Whether Bolan could get the charges placed was an unknown. Over fifty pounds of high explosives were going to be slowing him down in addition to his gear. The soldier paused and checked the weapons from the Egyptian armory. The SLAMs were items shared with Unit 777 from the U.S. Special Forces who cross trained with them. So was the Heckler & Koch MP-5 SD-3, one of the quietest auto-weapons ever made. On full-auto, with high-velocity ammo, it sounded no louder than a flock of pigeons sudden
ly taking to flight. Bolan was also pleased to note that the weapons cache had a .44 Magnum Israeli-made Desert Eagle to balance things out.
Bolan was off, sliding through the shadows, loaded for tank and terrorist. This was going to be a fast and dirty hit and git. Place the SLAMs, kill anyone who tried to stop him before they raised an alarm, and tear his way to an escape while nearly twenty armored vehicles got punched through with explosions.
Bolan did his best not to be seen, keeping low and crawling, the unblinking eye of his HK scanning the darkness. He didn’t have night-vision goggles, but even in the darkness, he had more than enough light to see by from distant light sources. His own eyes were sharp and acutely capable of picking up movement in all but pitch-black conditions.
The rows of tanks were covered with canopies of camouflage netting, and in order to keep the tanks from being noticeable, their engines were off, and no lights were on. Guards patrolled in the darkness, and Bolan recognized that the operation was very high priority. Instead of the usual battered old AK-47s, the soldiers were armed with FAMAS rifles with mounted flashlights and the guards had the black sheaths of ballistic nylon vests.
The Hezbollah and the Syrians were really pulling out all the stops. Bolan figured that the Syrians were using the Palestinian group as an intermediary in their constant cold war with Israel. The well-armed and well-equipped mercenaries patrolling the parade grounds removed the last bit of doubt that the armored fist was going to be deadly and effective. The joint forces were using professional soldiers, and no doubt there were professional tankers who would use their vehicles with every bit of precision and skill that the Israelis possessed.
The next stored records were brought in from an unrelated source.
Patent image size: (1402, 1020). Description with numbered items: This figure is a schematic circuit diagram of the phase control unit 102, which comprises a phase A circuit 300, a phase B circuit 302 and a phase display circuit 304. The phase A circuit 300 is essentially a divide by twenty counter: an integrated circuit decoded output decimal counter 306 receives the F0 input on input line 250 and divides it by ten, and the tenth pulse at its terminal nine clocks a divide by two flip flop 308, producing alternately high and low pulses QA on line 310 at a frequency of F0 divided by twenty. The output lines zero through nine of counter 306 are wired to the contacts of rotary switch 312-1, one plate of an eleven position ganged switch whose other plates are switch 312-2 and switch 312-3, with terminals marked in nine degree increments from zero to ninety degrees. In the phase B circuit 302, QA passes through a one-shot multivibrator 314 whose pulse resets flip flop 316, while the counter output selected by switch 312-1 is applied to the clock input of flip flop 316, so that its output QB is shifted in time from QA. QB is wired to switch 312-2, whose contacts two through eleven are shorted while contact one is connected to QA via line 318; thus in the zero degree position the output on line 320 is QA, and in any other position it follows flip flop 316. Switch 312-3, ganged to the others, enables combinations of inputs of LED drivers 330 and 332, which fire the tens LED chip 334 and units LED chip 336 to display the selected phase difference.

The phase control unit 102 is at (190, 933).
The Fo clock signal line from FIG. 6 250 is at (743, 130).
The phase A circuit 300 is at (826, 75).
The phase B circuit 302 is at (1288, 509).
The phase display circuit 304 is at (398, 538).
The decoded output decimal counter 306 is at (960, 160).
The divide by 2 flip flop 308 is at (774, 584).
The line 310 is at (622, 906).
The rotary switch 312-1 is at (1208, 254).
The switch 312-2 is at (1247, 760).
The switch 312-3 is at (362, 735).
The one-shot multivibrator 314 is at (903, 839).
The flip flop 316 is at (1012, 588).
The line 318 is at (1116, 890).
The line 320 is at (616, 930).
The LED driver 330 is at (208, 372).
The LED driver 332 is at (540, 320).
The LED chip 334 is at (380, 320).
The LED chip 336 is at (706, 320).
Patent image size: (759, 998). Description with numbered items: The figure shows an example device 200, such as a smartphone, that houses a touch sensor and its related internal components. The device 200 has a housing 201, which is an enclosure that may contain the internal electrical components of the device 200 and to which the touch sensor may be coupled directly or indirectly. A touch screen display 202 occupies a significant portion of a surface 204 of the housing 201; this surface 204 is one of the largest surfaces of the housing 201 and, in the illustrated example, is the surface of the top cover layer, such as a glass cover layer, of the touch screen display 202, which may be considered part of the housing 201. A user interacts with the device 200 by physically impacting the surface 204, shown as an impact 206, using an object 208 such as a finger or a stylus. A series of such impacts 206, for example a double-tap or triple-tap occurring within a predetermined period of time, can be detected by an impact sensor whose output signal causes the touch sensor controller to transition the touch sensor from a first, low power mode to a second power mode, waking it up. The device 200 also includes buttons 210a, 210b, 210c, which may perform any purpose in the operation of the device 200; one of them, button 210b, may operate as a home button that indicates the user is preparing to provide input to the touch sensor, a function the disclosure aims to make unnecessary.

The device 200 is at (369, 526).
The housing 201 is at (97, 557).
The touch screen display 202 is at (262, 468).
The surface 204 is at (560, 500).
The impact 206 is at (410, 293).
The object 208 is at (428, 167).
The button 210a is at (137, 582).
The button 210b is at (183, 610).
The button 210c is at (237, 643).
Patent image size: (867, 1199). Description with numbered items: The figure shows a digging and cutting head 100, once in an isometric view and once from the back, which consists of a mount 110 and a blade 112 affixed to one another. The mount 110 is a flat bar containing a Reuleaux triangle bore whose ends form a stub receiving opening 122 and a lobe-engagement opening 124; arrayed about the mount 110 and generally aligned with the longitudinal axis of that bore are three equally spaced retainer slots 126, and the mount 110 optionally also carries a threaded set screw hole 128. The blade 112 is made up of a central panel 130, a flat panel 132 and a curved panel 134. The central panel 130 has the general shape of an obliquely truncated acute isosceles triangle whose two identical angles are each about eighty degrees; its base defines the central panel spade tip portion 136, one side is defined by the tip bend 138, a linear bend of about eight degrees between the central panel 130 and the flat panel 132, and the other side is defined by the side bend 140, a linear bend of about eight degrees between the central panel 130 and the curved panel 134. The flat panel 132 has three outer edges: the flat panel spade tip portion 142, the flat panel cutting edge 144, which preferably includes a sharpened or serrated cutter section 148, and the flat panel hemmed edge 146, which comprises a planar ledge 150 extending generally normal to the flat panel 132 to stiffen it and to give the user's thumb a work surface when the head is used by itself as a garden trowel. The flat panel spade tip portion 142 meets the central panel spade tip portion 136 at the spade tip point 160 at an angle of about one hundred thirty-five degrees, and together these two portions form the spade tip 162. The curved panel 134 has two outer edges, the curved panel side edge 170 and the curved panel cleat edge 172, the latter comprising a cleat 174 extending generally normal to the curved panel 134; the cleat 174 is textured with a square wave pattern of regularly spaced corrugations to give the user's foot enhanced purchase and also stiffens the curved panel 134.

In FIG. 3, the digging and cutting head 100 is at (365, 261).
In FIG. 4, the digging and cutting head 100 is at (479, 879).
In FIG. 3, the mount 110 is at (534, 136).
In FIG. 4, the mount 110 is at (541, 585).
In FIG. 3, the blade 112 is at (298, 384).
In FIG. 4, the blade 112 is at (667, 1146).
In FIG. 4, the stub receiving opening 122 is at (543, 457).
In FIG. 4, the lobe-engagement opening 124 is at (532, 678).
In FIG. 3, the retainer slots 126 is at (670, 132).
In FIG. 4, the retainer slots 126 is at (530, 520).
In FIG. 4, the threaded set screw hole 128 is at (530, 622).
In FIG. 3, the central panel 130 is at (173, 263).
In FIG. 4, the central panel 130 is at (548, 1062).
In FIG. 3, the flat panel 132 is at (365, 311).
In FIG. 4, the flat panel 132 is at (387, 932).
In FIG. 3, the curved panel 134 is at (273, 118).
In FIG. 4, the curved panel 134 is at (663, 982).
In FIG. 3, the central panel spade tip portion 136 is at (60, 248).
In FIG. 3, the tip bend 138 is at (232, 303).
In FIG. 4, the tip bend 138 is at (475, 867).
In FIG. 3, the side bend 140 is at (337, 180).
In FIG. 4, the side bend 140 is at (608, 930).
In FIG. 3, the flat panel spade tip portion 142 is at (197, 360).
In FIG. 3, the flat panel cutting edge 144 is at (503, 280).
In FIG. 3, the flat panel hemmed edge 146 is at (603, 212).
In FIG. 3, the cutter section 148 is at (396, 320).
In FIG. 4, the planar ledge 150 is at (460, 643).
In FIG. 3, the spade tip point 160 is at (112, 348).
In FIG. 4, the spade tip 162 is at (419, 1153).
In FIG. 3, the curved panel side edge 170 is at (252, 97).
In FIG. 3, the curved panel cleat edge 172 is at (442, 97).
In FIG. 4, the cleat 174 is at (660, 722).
Bolan crouched by a tent, watching the guard movement, getting their timing down, then looked to see if there was a way to bypass them. They moved precisely, and their gaze was everywhere. They weren’t going to make it easy for him to slip past, and they weren’t going to drift to laziness and relaxation, as he’d experienced so many times before.
Professionals, however, were just as vulnerable as amateurs, and just as deadly. Bolan could anticipate a professional’s actions. No amateur’s diversions were going to turn these men aside. And the instant one was out of sight of the other, there would be milliseconds to take the guard, if even the sound of a silenced weapon didn’t alert the gunner immediately.